Uma regra de transição pode ser definida em até 60 dias e impactar diretamente salários no Judiciário e no MP. | Foto: Reprodução
Uma regra de transição para os chamados “penduricalhos” do serviço público pode ser definida em até 60 dias. A sinalização foi dada após reunião entre os presidentes do Supremo Tribunal Federal (STF), do Congresso Nacional e do Tribunal de Contas da União (TCU), realizada nesta terça-feira (24), em Brasília.
O encontro ocorreu após decisões do STF que suspenderam verbas adicionais pagas no Judiciário e no Ministério Público. A avaliação dos chefes dos Poderes é que a solução definitiva para o impasse deve passar por uma reforma administrativa, em discussão no Congresso Nacional.
Segundo o presidente do TCU, Vital do Rêgo, o texto relatado pelo deputado Pedro Paulo (PSD-RJ), que trata da reforma administrativa na Câmara dos Deputados, deve servir como base para a construção de uma alternativa às suspensões determinadas pelo Supremo.
De acordo com Vital do Rêgo, técnicos dos Poderes envolvidos irão analisar uma regra de transição no prazo de 60 dias. Esse é o mesmo período estabelecido pelo ministro Gilmar Mendes para a suspensão das verbas adicionais no Judiciário e no Ministério Público.
“Fizemos uma discussão sobre o impacto dessas decisões do STF e a necessidade de se ter uma reforma administrativa, uma reforma do Estado brasileiro, para se cobrar mais eficiência, meritocracia, tudo o que está no texto do deputado Pedro Paulo”, afirmou o presidente do TCU.

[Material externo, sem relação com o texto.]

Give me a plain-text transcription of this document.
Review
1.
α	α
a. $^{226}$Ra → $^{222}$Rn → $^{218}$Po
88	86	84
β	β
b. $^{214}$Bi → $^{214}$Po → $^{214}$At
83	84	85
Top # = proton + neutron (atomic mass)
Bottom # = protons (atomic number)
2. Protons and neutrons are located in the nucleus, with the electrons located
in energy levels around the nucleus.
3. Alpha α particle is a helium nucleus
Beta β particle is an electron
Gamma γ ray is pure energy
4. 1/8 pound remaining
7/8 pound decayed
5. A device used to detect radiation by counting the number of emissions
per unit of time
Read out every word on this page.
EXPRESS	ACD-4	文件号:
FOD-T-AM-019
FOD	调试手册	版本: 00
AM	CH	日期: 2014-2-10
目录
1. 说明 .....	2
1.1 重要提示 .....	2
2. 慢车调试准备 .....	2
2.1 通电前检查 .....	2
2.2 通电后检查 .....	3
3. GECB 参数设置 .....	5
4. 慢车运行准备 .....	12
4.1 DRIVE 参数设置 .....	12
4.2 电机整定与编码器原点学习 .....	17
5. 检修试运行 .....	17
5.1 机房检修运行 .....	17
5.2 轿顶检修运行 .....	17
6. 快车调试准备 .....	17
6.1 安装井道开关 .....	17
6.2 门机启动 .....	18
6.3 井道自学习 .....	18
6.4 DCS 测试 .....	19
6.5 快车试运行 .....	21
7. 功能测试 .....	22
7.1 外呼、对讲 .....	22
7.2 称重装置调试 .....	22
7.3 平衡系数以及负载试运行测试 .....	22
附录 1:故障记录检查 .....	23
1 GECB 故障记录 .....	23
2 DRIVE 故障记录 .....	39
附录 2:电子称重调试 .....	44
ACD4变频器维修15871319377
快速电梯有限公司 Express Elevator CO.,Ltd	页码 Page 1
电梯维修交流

Ainda segundo Vital do Rêgo, a discussão sobre supersalários e penduricalhos deve ser encaminhada ao Congresso Nacional, que, segundo ele, é o espaço adequado para resolver o tema de forma definitiva.
“Esse assunto dos supersalários e penduricalhos deverá ser posto no Congresso Nacional, que é a Casa que vai resolver o problema”, declarou.
Antes da decisão de Gilmar Mendes, o ministro Flávio Dino já havia se manifestado no mesmo sentido, mas com um alcance maior, estendendo a suspensão das verbas aos Três Poderes.
A discussão agora avança para o campo legislativo, com expectativa de que a reforma administrativa seja o instrumento para unificar regras e enfrentar o debate sobre benefícios adicionais no serviço público.